Brittney Lynes, Monday, March 29, 2010
Thank you for sharing your story, I became a Mother @ 17, raised my son on my own and he is now starting college this fall...I could not be prouder, he is my joy, my pride & I don't know where I found the reserves to help guide him to the man he's became, I love him with my entire soul. I since, have became a Mother again, a spit fire of a little girl, I again am raising a child by myself. I feel my reserves are absolutely depleted and have just been lost over the last 18mo of her life, the fear and the pain of going through all of this alone again is almost unbearable, the questions to answer, the tears to wipe away from her sweet face, all to close in my memory...BUT, reading your story brought a tear to my eye & inspired me all the same. Thank you, I needed to stumble upon this.

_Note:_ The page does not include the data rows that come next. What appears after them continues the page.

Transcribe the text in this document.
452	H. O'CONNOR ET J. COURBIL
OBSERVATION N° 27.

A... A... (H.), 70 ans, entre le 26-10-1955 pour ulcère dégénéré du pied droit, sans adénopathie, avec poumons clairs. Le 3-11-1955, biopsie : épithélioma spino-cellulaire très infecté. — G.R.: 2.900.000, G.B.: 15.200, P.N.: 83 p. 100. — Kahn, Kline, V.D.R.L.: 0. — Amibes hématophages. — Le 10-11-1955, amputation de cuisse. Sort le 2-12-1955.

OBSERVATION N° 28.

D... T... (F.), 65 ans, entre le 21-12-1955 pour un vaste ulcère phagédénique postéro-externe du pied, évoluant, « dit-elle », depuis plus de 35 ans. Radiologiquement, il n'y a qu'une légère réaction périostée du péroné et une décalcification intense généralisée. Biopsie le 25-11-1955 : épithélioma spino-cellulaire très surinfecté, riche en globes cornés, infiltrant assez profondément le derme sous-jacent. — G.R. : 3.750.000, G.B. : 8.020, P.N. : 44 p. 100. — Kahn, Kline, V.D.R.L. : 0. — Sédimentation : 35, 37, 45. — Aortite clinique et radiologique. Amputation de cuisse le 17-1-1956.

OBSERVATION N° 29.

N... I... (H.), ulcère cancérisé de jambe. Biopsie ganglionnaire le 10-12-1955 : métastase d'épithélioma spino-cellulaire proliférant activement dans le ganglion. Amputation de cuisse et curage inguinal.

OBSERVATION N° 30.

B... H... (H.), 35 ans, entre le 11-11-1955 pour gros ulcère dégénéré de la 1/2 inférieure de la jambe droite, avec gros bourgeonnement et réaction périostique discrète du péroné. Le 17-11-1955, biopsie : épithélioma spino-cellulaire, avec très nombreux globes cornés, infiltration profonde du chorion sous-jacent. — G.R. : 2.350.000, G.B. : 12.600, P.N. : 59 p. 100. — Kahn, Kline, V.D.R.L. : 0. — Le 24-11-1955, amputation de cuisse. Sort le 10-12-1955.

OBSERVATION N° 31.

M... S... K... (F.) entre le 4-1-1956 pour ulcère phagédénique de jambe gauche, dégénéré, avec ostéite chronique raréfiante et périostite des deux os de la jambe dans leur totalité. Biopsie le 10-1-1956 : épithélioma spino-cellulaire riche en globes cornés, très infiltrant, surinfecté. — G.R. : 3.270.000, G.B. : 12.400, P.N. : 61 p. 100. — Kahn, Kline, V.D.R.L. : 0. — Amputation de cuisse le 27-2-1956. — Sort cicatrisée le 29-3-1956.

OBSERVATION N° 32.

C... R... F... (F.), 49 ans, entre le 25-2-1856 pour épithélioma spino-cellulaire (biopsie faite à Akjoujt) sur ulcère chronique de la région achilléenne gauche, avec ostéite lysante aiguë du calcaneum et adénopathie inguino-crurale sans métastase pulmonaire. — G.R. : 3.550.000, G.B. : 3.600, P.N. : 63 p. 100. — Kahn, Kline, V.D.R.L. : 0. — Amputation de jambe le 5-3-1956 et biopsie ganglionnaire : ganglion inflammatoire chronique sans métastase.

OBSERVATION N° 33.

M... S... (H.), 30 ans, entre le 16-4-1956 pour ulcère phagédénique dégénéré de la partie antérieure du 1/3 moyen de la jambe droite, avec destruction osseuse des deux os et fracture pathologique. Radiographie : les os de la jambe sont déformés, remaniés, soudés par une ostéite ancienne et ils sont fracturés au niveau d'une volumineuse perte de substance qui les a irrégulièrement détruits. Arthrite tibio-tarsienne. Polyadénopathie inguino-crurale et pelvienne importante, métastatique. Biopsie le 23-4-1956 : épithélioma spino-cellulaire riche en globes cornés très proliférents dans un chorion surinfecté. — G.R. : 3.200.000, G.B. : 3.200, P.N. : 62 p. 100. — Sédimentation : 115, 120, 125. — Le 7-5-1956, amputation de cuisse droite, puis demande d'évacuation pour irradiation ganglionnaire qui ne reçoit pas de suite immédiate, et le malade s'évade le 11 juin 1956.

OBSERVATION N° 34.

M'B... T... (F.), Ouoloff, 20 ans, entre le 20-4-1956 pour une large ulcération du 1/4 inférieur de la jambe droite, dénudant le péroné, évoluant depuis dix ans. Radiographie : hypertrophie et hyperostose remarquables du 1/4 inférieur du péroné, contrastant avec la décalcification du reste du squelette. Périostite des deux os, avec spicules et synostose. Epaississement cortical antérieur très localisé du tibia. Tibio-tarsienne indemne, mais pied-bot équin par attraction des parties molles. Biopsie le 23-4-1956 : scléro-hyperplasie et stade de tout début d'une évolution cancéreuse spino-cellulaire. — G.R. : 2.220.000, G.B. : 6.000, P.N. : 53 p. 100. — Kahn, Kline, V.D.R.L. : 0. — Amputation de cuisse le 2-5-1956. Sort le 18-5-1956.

Stacy, Thursday, April 01, 2010
Thank you. It helps to know I am not alone. I had a friend and my mom help with my 24 hrs of labor before spending the next days alone in the hospital. You are not alone. I alone refused to see my son right at first. It is ery overwhelming after going through pregnancy alone and knowing the future. It is a quiet moment only others in your shoes know. I skipped lamaze cause I did not want to hear about dad and the birth certificate he did not deserve to be on. I did a bedrest and high risk pregnancy alone in my house with just my dogs. Emotionally it was torture. I raise my son alone and sometimes I wish I had support in my house and a helpig hand/dad. I am tired, exhausted, overwhellmed and he is only just under ten months old. His father never plans to met him or help with a penny. My heart breaks from it. It is me and my son against the world. I know it will help him to be a better peson in the longrun when he sees how we survive the next 17 years. I would not trade him in for anything and as hard as everyday is. My son would be worth it all over again. I only hope we have great sunny days ahead and a smiling face like your sons. We cannot change the choices others make. I feel my sons father is the one losing. And he instead is allowing me to get twice as much love from my son. But again at these moments we get frustrated and alone, it is nice to know you are all out there. Nice to know I am not the only one who looked at ultrasounds and heard beating sounds and sat in hospitals alone. I think when they say single parent, we need our own term and name. Because raising a child with zero support or help from the other parent makes us all the strongest people in the world. Enjoy your treasure an be grateful for every hug you do not have to share.